Restrictions on Out-of-State Guardians for Minors

Some states put restrictions on guardians who live in another state.

By , Attorney

When naming guardians for your children in your will, it is usually best to name a guardian who lives relatively close to your child. However in many families, those who have the closest relationships with the kids are not necessarily those who live the closest, and it is usually not a problem to name a guardian who lives far away.

However, some states put restrictions on guardians named to care for a child or a child's property if that guardian lives in another state.

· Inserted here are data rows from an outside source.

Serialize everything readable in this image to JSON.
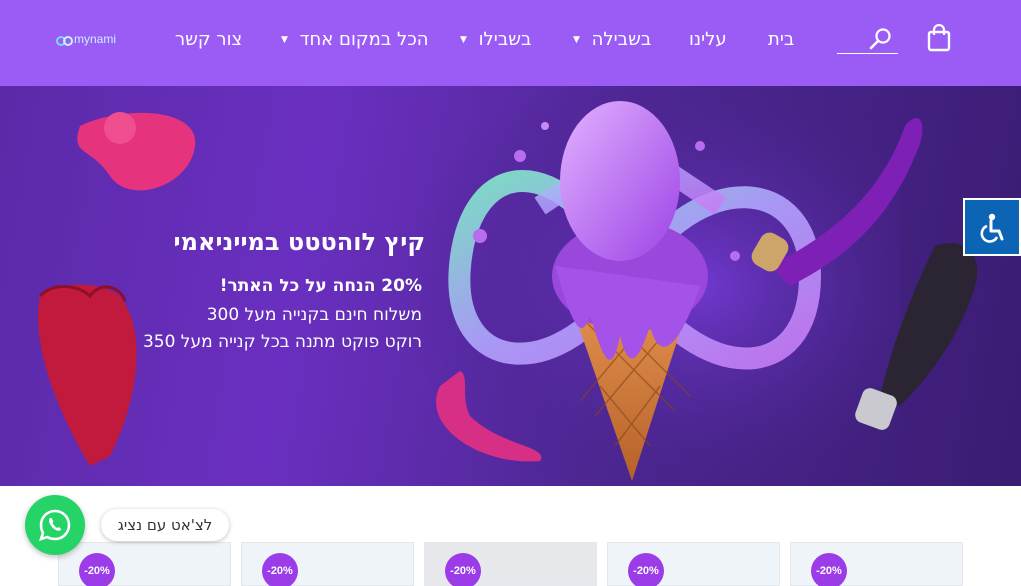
{
  "header": {
    "background": "#9b5cf6",
    "logo_text": "mynami",
    "nav": [
      {
        "label": "בית",
        "has_dropdown": false
      },
      {
        "label": "עלינו",
        "has_dropdown": false
      },
      {
        "label": "בשבילה",
        "has_dropdown": true
      },
      {
        "label": "בשבילו",
        "has_dropdown": true
      },
      {
        "label": "הכל במקום אחד",
        "has_dropdown": true
      },
      {
        "label": "צור קשר",
        "has_dropdown": false
      }
    ],
    "icons": {
      "cart": "shopping-bag-icon",
      "search": "search-icon",
      "dropdown": "chevron-down-icon"
    }
  },
  "hero": {
    "title": "קיץ לוהטטט במייניאמי",
    "lines": [
      "20% הנחה על כל האתר!",
      "משלוח חינם בקנייה מעל 300",
      "רוקט פוקט מתנה בכל קנייה מעל 350"
    ]
  },
  "accessibility": {
    "icon": "wheelchair-icon",
    "color": "#0c64b5"
  },
  "products": {
    "badge_color": "#9b3ce8",
    "cards": [
      {
        "badge": "-20%"
      },
      {
        "badge": "-20%"
      },
      {
        "badge": "-20%"
      },
      {
        "badge": "-20%"
      },
      {
        "badge": "-20%"
      }
    ]
  },
  "whatsapp": {
    "label": "לצ'אט עם נציג",
    "icon": "whatsapp-icon",
    "color": "#25d366"
  }
}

When a Guardian Must Be a Close Relative

In two states, an out-of-state guardian can serve only if the guardian is closely related to the minor, such as a grandparent, brother, sister, uncle, aunt, niece, or nephew.

These states are:

  • Florida
  • Oklahoma

When a Guardian Must Appoint an In-State Agent

In many states, the court will require an out-of-state guardian to name an in-state agent to receive legal documents on his or her behalf. In some states, the agent will be the court itself. Having an in-state agent may amount to extra paperwork for the guardian, but unless you are trying to decide between an in-state guardian and an out-of-state guardian and they are equally qualified, this extra burden shouldn't affect your choice.

These states are:

  • Arkansas
  • Colorado
  • Connecticut
  • District of Columbia
  • Illinois
  • Maryland
  • Nevada (resident agent is called coguardian)
  • New Hampshire
  • North Carolina
  • Rhode Island (property guardians only)
  • South Dakota
  • Texas
  • Virginia (property guardians only)
  • Washington
  • West Virginia

When a Guardian Must Appoint an In-State Co-Fiduciary

In three states, the court will require out-of-state guardians of property to have an in-state "co-fiduciary." This does not apply to the guardian of a child, but it will apply to the guardian of a child's property (who is often the same person). The out-of-state guardian will have to work with the co-fiduciary to manage the child's property. This could be quite a burden on your intended guardian. So in these states, naming a qualified guardian who lives in-state is often a wise choice.

These states are:

  • New York
  • Iowa
  • Tennessee

How to Name Guardians for your Children

When naming guardians for your children in your will, keep these restrictions in mind. Living in a state that restricts out-of-state guardians may affect your choice of guardians—particularly if the guardian must be a relative, or if working with an agent or a co-fiduciary will be a heavy burden for the guardian.

If you're not sure who to name as your children's guardians, or if you want to know more about how your state's restrictions will affect your guardian, see an experienced estate planning lawyer in your state for advice.